Isaac

Typological treatment in the corpus

Isaac, the only-begotten son of Abraham, is identified by Jones as a type of Christ in his crucifixion. The journey to Mount Moriah — where Abraham was commanded to offer his only-begotten son as a burnt offering (Gen. 22:1-14) — depicts the sacrifice of the only-begotten Son of God, upon whom the judgment of the law falls. The ram that appears in Isaac’s place reinforces the typological structure: a substitutionary offering.

Biblical anchoring

ReferenceContext
Gen. 22:1-3Abraham receives the command to sacrifice his only-begotten son Isaac on Mount Moriah
Gen. 22:6-8Isaac himself carries the wood for his offering — an unwitting prophecy
Gen. 22:9-13The ram caught in the thicket as substitute; Isaac left unharmed
Gen. 22:14Name of the mountain: YHWH Jireh — “The LORD will provide”
Heb. 11:17-19Abraham offered Isaac “in a figure” (parabolē) — he received him back as from the dead

Typological interpretation per author

Jones

Jones develops the Isaac–Christ typology via his numerological interpretive method: the nth occurrence of a name in the Bible carries the meaning of the number n. The tenth mention of Isaac — in Gen. 22:3, the day of the journey to Moriah — coincides with his hermeneutical definition of ten as the number of judgment:

“The tenth time Isaac is mentioned is in Gen. 22:3, where we see his father taking him to Mount Moriah. This pictures the great sacrifice of Christ on the cross, where the law’s judgment fell upon the only-begotten Son of God, who paid the penalty for our sin and rebellion.”1

The typological identification is for Jones part of his broader hermeneutic of “historical allegories”: the patriarchs are historically real and typological pattern at once. The journey to Moriah is not fiction but a prophetic act depicting the crucifixion of the only-begotten Son of God.

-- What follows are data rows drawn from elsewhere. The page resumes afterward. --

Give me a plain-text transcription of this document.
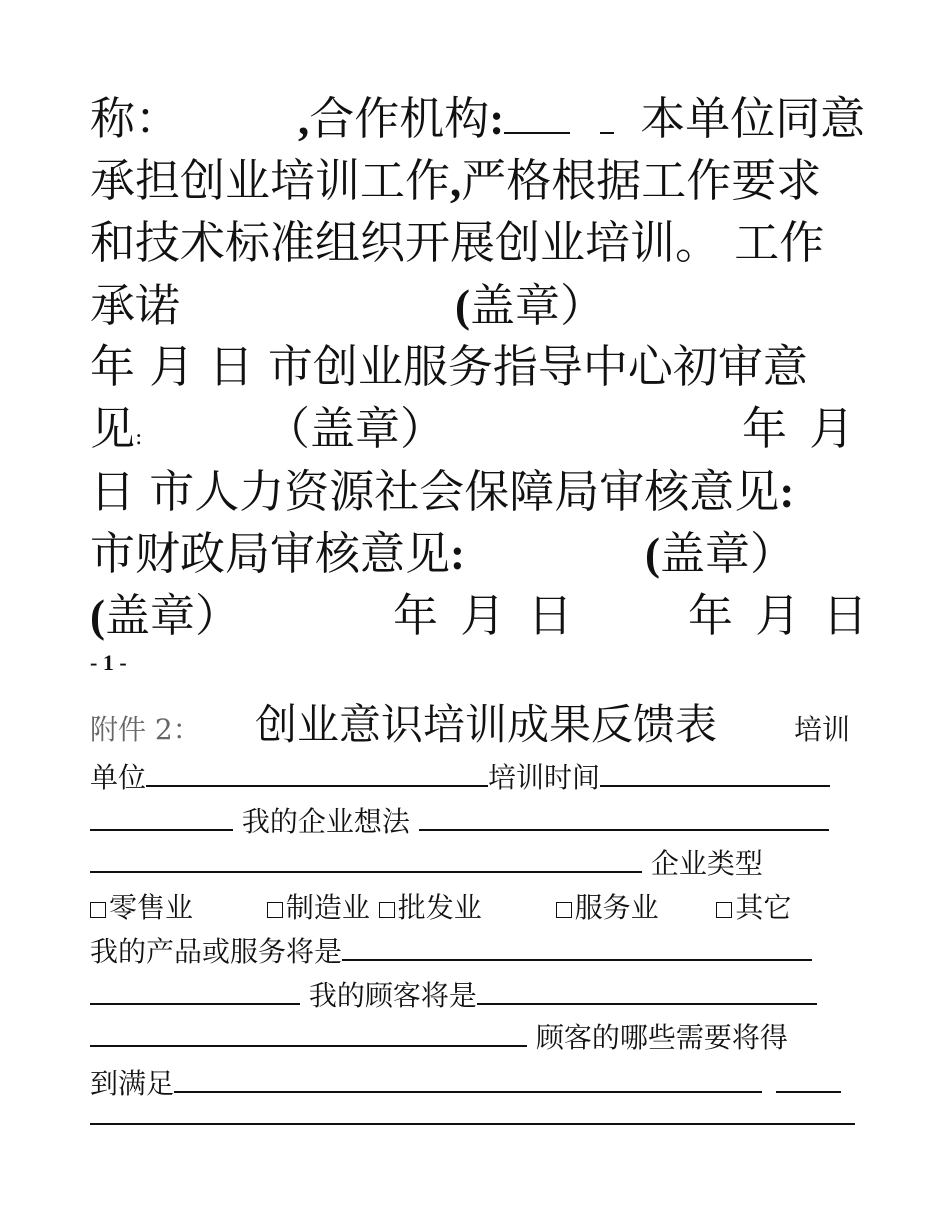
称：	,合作机构:	本单位同意
承担创业培训工作,严格根据工作要求
和技术标准组织开展创业培训。 工作
承诺	(盖章）
年 月 日 市创业服务指导中心初审意
见:	（盖章）	年 月
日 市人力资源社会保障局审核意见:
市财政局审核意见:	(盖章）
(盖章）	年 月 日	年 月 日
- 1 -
附件 2： 创业意识培训成果反馈表	培训
单位	培训时间
我的企业想法
企业类型
零售业	制造业 批发业	服务业	其它
我的产品或服务将是
我的顾客将是
顾客的哪些需要将得
到满足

Isaac fits within Jones’ typologically progressive OT–NT schema: OT character-pairs (Ishmael/Isaac, Esau/Jacob) become structural principles in which the second surpasses the first — the new covenant exceeds the old, the definitive Son surpasses the type-son:

“This same principle is found with Hagar and Sarah, Ishmael and Isaac, with Jacob and Israel, with David and Saul, and (in the New Testament) in the contrast between Saul and Paul. In each case, there is division with a resulting conflict between the two characters, yet also God establishes the pattern of moving from one point to another.”2

Isaac’s figurative resurrection from the Moriah offering (Heb. 11:19: parabolē) moreover anticipates the resurrection of Christ: the father receives his only-begotten son back as from the dead.

  • Connected: joseph (Joseph and Isaac: patriarchal types of Christ; Isaac = crucifixion, Joseph = glorification)
  • Via number symbolism: 10 (number of judgment; tenth Isaac occurrence as typological anchor point)

Footnotes

Footnotes

  1. Jones, b5 (The Biblical Meaning of Numbers), ch. 2 — tenth mention of Isaac as type of Christ’s crucifixion.

  2. Jones, b5 (The Biblical Meaning of Numbers), ch. 2 — OT character-pairs as structural principle of progressive revelation.